In February 1942, following a month of preparations, Wing approached Lee with the message, "Ready to Sail". Lee declined the voyage as USAFFE was now allowing him to transmit his stories and he was needed by the AP to cover the Battle of Bataan.

On 10 February 1942, General Richard K. Sutherland, MacArthur's Chief of Staff gave permission to Wing to sail the blockade. Estimates were grim and there was considerable risk of being captured by the Japanese Navy. As if having slipped into the great black abyss of the South China Sea and the fog of war, little is known about what became of Miller and Wing from February 1942 until their capture in November 1943. It is known that they successfully circumnavigated the Japanese blockade, by starlight and sextant and under power of sail, ultimately reaching Leyte Island.

Leyte Island would become the reinvasion point for American forces and Leyte Gulf the site of the largest naval engagement in world history in 1944. See Battle of Leyte Gulf.

==Capture on Leyte Island==
In Nov 1943, Commodore Eugene Wing and Hugo Herman Miller were captured during a major Japanese offensive against guerrilla and resistance forces throughout the Philippines.
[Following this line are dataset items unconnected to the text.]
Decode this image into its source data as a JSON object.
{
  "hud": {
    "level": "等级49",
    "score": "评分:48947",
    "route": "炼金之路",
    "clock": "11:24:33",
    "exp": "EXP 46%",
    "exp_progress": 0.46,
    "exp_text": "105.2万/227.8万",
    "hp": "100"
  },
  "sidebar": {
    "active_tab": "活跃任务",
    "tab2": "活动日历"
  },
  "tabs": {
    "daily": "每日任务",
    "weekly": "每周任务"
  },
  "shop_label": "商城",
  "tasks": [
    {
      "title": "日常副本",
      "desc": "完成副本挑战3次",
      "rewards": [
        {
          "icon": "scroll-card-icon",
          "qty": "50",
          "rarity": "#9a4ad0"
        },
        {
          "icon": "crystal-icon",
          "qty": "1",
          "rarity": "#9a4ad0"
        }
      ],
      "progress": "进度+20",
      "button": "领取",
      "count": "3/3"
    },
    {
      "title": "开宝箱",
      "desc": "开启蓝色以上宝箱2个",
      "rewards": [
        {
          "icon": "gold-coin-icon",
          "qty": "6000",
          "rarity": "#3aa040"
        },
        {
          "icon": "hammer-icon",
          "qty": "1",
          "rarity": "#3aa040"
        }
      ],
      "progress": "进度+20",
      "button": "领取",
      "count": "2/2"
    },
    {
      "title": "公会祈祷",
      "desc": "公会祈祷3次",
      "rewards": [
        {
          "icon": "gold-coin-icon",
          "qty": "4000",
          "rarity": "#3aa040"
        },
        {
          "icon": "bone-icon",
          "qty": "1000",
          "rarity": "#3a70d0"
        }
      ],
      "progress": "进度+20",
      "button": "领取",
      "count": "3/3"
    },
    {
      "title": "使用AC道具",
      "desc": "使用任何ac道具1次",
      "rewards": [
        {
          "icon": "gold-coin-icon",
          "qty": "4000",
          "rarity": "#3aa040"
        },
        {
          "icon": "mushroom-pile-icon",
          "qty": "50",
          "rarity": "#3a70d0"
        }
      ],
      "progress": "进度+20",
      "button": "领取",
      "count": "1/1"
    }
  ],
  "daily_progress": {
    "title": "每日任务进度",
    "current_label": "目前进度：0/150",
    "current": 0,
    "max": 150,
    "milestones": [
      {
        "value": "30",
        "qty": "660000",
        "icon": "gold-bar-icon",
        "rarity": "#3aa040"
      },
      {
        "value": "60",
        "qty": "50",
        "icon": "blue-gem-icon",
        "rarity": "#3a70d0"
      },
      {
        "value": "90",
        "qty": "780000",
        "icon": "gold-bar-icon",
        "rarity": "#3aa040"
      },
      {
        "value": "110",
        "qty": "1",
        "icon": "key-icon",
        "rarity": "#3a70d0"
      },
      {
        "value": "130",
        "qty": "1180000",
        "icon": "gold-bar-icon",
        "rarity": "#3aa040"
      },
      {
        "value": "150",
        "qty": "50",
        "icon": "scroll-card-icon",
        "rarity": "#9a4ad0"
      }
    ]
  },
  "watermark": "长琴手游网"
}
According to the military affidavits relating to their capture and execution, Wing and Miller were relocated to Samar Island where they were executed, by beheading, for their attachment to the Visayan Guerrilla resistance.

==Herbert Zipper's vow and concert==
Following the Battle of Manila in 1945, conductor/composer and Holocaust survivor Herbert Zipper held a victory concert in the ruins of Santa Cruz Cathedral. The military reviewer of the concert, William J. Dunn, recorded that on 10 May 1945, Herbert Zipper fulfilled the vow he had conceived at Dachau concentration camp seven years prior to commemorate the downfall of the Nazi regime with a performance of Beethoven's 3rd Symphony "Eroica".